The company that manages the estate said in a statement that the property was purchased by Hans Englehorn on July 23, 1958. “The owners never concealed any information about the origin [of the cloister]; it is available for public perusal at the Municipal Archive of Palamós.”

The local archive indeed contains a set of photographs showing how the structure went up on the estate in early 1959, after being trucked over from a warehouse in Madrid. According to the dates written on the back of the photographs, the cloister arrived here, in pieces, in late 1958 and the arcades went up between February and April of 1959.

Before that, it had sat for decades inside a plot of land in the Madrid neighborhood of Ciudad Lineal. So says Juan Manuel Ortiz, 86, who read the story about the cloister in EL PAÍS and immediately recognized the structure that he had lived next to as a child in Madrid. He and his son got in touch with this newspaper a few days ago to tell their story.

Juan Manuel’s father, Julián Ortiz, was an art restorer who was tasked with fixing up the cloister in 1931, after it was purchased by an antique dealer named Ignacio Martínez Martínez from an unknown seller. The dealer’s intention was to resell it to a wealthy American for five million pesetas (the price was later reduced to 3.5 million pesetas). The pieces were taken to an empty plot on Calle Ángel Muñoz, in what is now the district of Ciudad Lineal, and Julián Ortiz moved there with his wife and nine children so he could better oversee the restoration work.

The restorer Ortiz ended up in a concentration camp while the dealer moved to Barcelona

But the Civil War (1936-1939) altered those plans, and Ortiz ended up in a French concentration camp while the antique dealer moved to Barcelona. Ortiz returned to Spain in 1941 and the cloister was erected in situ in 1943. “Next to it we had a patch of striped eggplants, lights, water fountains and a pond that we all swam in,” remembers Juan Manuel, who was a child then.

Until 1958, the cloister was the setting for the Ortiz’s family reunions and social gatherings. “We liked to eat outdoors all together every Sunday, especially paella with pigeon.”
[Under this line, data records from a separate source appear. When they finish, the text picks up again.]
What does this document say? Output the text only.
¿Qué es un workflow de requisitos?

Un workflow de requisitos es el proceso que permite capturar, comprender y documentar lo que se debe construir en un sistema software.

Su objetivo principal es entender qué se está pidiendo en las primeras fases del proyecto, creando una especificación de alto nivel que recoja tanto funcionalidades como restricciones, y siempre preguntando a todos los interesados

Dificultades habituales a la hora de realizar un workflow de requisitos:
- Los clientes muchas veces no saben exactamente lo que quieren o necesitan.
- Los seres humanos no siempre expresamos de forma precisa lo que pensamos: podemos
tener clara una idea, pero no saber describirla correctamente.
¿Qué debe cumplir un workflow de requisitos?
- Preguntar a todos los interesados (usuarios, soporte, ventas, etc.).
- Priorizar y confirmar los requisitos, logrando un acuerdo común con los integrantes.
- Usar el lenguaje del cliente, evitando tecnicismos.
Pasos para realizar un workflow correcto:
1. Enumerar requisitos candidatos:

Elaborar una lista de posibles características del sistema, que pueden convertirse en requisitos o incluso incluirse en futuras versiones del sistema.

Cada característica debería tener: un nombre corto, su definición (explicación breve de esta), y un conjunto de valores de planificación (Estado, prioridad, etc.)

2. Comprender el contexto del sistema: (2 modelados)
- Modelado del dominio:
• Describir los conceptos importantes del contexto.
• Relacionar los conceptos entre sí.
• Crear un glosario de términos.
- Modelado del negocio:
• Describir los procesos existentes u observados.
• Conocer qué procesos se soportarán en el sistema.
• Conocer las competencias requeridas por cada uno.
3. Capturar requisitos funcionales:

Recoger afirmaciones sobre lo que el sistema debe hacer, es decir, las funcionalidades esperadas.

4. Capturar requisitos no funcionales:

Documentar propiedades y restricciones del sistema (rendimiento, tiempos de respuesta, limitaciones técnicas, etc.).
Then one day Federico Martínez, the antique dealer’s son, announced that he had found a new buyer for the cloister in Girona province. The structure was taken apart again and sent over by truck. “I always thought it was bought by someone named Otto Cherenverguer, or something like that, for some Catalan nuns, but now I find out through EL PAÍS that the owner is someone else,” says the 86-year-old Juan Manuel. “I wouldn’t want to die without seeing it one more time.”